Kami tiba di bandara pukul 07 pagi. Satu jam setengah dari terminal Pasar Minggu ke bandara tanpa kendala macet sedikitpun. Jalanan Jakarta hari itu benar-benar sepi dan lancar. Benar saja, ketika hendak melakukan reservasi tiket, antrian penumpang yang melakukan reservasi di loket maskapai mengular. Padahal ada 23 loket yang di sediakan oleh pihak maskapai. Dugaan kami, karna murahnya harga tiket pesawat pada hari tersebutlah yang menjadikan banyak calon penumpang memilih hari keberangkatan dan maskapai penerbangan yang sama.  

Alhamdulillah
nya lagi jadwal keberangkatan kami masih cukup lama. Masih ada waktu sekitar 2 jam untuk antrian panjang ini. Lama antrian dan berbagai pemeriksaan selesai jam 8 pagi. Setelah semuanya beres, kami duduk di ruang tunggu sambil menikmati ketupat dan rendang buatan sendiri.

Kemarin sore, sempat membuat rendang daging dan ketupat. Belanja di pasar lama Depok dan di masak sore harinya.

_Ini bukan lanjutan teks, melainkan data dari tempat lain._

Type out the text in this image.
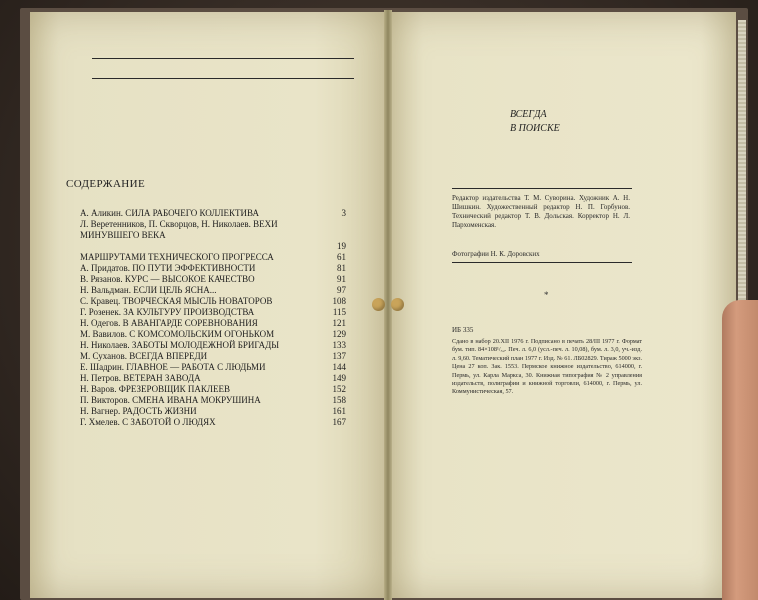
СОДЕРЖАНИЕ
А. Аликин. СИЛА РАБОЧЕГО КОЛЛЕКТИВА	3
Л. Веретенников, П. Скворцов, Н. Николаев. ВЕХИ МИНУВШЕГО ВЕКА
19
МАРШРУТАМИ ТЕХНИЧЕСКОГО ПРОГРЕССА	61
А. Придатов. ПО ПУТИ ЭФФЕКТИВНОСТИ	81
В. Рязанов. КУРС — ВЫСОКОЕ КАЧЕСТВО	91
Н. Вальдман. ЕСЛИ ЦЕЛЬ ЯСНА...	97
С. Кравец. ТВОРЧЕСКАЯ МЫСЛЬ НОВАТОРОВ	108
Г. Розенек. ЗА КУЛЬТУРУ ПРОИЗВОДСТВА	115
Н. Одегов. В АВАНГАРДЕ СОРЕВНОВАНИЯ	121
М. Вавилов. С КОМСОМОЛЬСКИМ ОГОНЬКОМ	129
Н. Николаев. ЗАБОТЫ МОЛОДЕЖНОЙ БРИГАДЫ	133
М. Суханов. ВСЕГДА ВПЕРЕДИ	137
Е. Шадрин. ГЛАВНОЕ — РАБОТА С ЛЮДЬМИ	144
Н. Петров. ВЕТЕРАН ЗАВОДА	149
Н. Варов. ФРЕЗЕРОВЩИК ПАКЛЕЕВ	152
П. Викторов. СМЕНА ИВАНА МОКРУШИНА	158
Н. Вагнер. РАДОСТЬ ЖИЗНИ	161
Г. Хмелев. С ЗАБОТОЙ О ЛЮДЯХ	167
ВСЕГДА
В ПОИСКЕ
Редактор издательства Т. М. Суворина. Художник А. Н. Шишкин. Художественный редактор Н. П. Горбунов. Технический редактор Т. В. Дольская. Корректор Н. Л. Пархоменская.
Фотографии Н. К. Доровских
*
ИБ 335
Сдано в набор 20.XII 1976 г. Подписано в печать 28/III 1977 г. Формат бум. тип. 84×108¹/₃₂. Печ. л. 6,0 (усл.-печ. л. 10,08), бум. л. 3,0, уч.-изд. л. 9,60. Тематический план 1977 г. Изд. № 61. ЛБ02829. Тираж 5000 экз. Цена 27 коп. Зак. 1553. Пермское книжное издательство, 614000, г. Пермь, ул. Карла Маркса, 30. Книжная типография № 2 управления издательств, полиграфии и книжной торговли, 614000, г. Пермь, ул. Коммунистическая, 57.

Ah… benar-benar hari raya yang spesial. Makan rendang dan ketupat di Bandara.

Satu Jam Jakarta – Jambi

Setelah menunggu lebih kurang satu jam setengah, kami memasuki lambung pesawat Jakarta—Jambi. Penumpang ramai. Penuh, berdesak-desak mengantri. Sempat kagum juga dengan para pramugari yang berpakaian sopan. Meski tak pakai standar Islam yaitu jilbab (gamis) dan kerudung, namun cukup pantaslah untuk budaya ketimuran.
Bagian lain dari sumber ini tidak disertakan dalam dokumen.